Aku tersipu malu mendengar pujiannya.
"Sayap-sayap itu akan segera sembuh, dan kau akan menjadi perempuan yang cantik."
Tambah Nenek, sambil menunjuk punggungku.
Bukti bahwa aku memiliki darah harpy disembunyikan di balik pakaianku. Aku mencabut sayapku sendiri karena mereka telah membuat itu jelas bahwa aku adalah seorang penyihir di Selatan.
"Titee, kamu mungkin bukan varian tapi anggota ras bersayap. Menurut legenda, Raja Berdaulat Lorde juga salah satu dari mereka. Karakteristik kalian sangat mirip."
Saat percakapan berlanjut, mereka berdua kembali ke ekspresi mereka yang sedikit serius.
"Titee, kau punya banyak bakat. Itu sebabnya aku harus menanyakan beberapa hal kepadamu." Kata Kakek.
Aku gemetar mendengar kata-katanya. Aku sangat takut kehilangan kehangatan yang menumpuk di dadaku.
"Kau bisa memilih dari banyak masa depan. Dengan bakatmu, kau bisa menjadi apa saja. Mengapa kau tidak pergi ke tempat lain dan mengasah keterampilanmu? Mungkin kau bisa mengabdi di kastil Viaysia."

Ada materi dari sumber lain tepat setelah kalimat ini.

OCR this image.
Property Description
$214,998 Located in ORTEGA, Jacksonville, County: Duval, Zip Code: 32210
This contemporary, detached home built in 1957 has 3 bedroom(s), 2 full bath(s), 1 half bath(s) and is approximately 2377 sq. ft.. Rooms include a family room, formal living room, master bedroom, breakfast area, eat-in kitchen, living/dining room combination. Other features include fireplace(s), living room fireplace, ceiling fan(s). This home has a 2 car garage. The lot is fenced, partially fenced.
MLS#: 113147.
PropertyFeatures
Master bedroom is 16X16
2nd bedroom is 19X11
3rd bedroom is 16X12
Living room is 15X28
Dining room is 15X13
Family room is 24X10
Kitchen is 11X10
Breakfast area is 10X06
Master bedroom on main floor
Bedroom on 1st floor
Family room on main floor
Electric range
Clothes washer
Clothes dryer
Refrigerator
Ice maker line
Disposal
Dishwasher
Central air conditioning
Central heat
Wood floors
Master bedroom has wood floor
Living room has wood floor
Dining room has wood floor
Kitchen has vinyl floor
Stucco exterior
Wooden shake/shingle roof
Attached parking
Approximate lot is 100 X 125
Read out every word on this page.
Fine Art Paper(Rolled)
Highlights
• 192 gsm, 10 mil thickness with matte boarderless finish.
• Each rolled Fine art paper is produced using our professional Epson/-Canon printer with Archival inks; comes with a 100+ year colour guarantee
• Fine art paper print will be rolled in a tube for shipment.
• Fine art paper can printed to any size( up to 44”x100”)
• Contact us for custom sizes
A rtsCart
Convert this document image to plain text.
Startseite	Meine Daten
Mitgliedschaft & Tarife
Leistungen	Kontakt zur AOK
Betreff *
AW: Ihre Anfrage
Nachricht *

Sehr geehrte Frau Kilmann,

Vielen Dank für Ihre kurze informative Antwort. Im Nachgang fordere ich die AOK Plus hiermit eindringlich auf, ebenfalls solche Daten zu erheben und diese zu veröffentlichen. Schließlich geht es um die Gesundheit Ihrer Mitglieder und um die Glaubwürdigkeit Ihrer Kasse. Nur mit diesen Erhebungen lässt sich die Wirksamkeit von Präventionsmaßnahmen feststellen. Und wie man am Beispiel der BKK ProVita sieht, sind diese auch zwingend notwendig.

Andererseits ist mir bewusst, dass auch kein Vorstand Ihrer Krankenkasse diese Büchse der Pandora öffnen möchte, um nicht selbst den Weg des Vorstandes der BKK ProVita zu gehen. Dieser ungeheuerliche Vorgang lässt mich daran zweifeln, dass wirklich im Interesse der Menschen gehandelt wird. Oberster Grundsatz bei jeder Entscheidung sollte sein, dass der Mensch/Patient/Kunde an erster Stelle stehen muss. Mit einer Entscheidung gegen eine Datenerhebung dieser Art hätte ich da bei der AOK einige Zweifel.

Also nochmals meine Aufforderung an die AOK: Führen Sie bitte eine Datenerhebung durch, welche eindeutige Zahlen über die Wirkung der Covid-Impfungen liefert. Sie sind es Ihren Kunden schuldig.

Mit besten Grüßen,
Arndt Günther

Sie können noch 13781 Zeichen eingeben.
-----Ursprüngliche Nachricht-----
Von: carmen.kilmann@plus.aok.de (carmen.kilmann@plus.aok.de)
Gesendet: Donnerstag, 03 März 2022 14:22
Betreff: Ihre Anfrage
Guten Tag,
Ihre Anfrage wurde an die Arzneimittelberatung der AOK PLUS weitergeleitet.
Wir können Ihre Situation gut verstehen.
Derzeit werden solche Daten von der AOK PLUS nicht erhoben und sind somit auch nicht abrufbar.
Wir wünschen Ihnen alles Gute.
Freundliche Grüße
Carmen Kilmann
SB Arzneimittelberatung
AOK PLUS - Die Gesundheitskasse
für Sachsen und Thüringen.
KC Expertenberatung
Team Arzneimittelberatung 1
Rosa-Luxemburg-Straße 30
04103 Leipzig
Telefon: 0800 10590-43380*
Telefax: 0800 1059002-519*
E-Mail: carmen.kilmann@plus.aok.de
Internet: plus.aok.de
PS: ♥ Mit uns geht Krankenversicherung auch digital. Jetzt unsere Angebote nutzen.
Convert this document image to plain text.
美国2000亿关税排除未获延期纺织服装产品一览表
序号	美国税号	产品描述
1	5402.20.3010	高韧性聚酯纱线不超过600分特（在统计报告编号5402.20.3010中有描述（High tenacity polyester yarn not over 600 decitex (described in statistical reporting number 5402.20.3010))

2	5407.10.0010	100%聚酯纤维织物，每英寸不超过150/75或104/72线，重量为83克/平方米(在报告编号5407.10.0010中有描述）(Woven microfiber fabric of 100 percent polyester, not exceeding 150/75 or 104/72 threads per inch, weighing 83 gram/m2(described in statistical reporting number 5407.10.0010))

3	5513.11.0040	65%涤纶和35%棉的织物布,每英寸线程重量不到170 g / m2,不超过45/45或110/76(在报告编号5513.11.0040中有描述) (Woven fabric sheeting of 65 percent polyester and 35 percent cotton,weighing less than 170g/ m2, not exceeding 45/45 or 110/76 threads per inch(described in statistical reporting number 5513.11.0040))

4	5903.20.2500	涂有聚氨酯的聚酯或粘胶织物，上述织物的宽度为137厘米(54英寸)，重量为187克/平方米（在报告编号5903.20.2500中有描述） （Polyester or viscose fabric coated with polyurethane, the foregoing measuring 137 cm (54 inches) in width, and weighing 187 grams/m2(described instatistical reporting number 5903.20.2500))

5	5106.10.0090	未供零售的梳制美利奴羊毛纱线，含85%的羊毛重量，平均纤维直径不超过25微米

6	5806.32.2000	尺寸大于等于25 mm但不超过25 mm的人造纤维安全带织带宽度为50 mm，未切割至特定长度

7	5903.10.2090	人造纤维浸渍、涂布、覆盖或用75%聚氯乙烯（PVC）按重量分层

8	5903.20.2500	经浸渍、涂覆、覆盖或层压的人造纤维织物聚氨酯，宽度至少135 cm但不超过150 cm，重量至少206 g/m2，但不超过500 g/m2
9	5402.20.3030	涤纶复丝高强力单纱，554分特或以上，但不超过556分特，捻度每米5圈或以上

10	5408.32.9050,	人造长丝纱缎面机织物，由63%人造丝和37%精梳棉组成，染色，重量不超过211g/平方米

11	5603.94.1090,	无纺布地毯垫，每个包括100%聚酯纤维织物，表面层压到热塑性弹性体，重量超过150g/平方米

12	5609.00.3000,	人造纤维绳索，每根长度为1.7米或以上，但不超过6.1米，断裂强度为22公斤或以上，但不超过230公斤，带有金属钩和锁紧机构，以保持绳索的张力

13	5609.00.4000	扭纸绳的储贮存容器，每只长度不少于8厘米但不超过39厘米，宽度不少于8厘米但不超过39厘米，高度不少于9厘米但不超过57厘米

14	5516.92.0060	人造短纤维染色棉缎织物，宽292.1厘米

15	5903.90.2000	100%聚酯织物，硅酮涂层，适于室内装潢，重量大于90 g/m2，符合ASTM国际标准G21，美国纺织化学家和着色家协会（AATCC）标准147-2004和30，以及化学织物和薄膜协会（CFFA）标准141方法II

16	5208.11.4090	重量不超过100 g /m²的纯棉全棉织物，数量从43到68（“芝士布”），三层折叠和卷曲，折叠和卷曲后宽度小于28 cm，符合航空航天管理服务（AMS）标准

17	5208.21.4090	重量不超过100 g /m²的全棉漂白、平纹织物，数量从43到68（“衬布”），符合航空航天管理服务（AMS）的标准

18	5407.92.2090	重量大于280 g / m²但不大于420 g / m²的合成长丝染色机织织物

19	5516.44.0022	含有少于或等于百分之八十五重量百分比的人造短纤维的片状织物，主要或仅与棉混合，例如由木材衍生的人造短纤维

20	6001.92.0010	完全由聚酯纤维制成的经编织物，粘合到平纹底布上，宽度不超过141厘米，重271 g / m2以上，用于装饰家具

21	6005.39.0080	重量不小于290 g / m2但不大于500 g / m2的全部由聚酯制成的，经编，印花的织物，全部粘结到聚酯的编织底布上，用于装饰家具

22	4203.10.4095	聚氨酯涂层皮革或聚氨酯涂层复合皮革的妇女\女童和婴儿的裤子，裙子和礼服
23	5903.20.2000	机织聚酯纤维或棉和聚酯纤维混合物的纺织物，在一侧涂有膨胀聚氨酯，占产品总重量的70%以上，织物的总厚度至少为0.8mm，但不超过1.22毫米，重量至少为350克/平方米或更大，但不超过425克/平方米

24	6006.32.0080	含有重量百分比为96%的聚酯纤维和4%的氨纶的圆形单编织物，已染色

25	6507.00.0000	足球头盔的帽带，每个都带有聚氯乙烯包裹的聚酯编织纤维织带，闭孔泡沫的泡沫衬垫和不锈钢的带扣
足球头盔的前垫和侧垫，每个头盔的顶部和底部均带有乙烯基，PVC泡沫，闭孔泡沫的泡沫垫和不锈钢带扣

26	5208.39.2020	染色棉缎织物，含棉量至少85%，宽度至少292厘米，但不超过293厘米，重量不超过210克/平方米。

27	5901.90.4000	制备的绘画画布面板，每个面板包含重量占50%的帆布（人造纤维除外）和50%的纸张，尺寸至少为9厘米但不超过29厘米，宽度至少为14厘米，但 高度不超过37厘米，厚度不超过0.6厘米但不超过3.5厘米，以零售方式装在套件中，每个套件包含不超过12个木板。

Raut wajah kakek menunjukkan kepadaku bahwa itu adalah keterampilan sejati, bukan pilih kasih, yang membuatnya berkata seperti itu.
Tapi....
"Aku tidak ingin pergi."
Jawabku. Aku tidak peduli dengan bakat. Aku punya sesuatu yang lebih penting daripada itu di hatiku saat ini. Aku juga memasang ekspresi serius saat berbicara tentang masa depanku.
"Aku tahu betul bahwa orang-orang di kota-kota Utara bukanlah orang jahat. Bahkan panti asuhan itu bagus. Ibukota pasti tempat yang sangat bagus."
Suatu hari, kakek dan nenek mengajakku ke sebuah kota di Utara, di mana aku melihat berbagai cara hidup orang-orang yang berbeda. Misalnya, ada yang punya mimpi besar dan tinggal serta bekerja di toko, ada yang tertawa bersama banyak teman di panti asuhan, dan ada yang masih muda dan bekerja keras di pekerjaan mereka. Nenek dan kakek sangat baik dan mengatakan kepadaku bahwa desa kecil mereka tidak seindah yang ada di sana.
"Tapi aku bahagia di sini."
Lanjutku.
"Aku suka di sini."
Butuh beberapa saat bagiku untuk yakin akan jawabannya, namun sekarang aku tidak ragu lagi. Aku ingin menjadikan "di sini" sebagai tempatku. Dan akhirnya, aku ingin tempat ini menjadi tempat peristirahatan terakhirku.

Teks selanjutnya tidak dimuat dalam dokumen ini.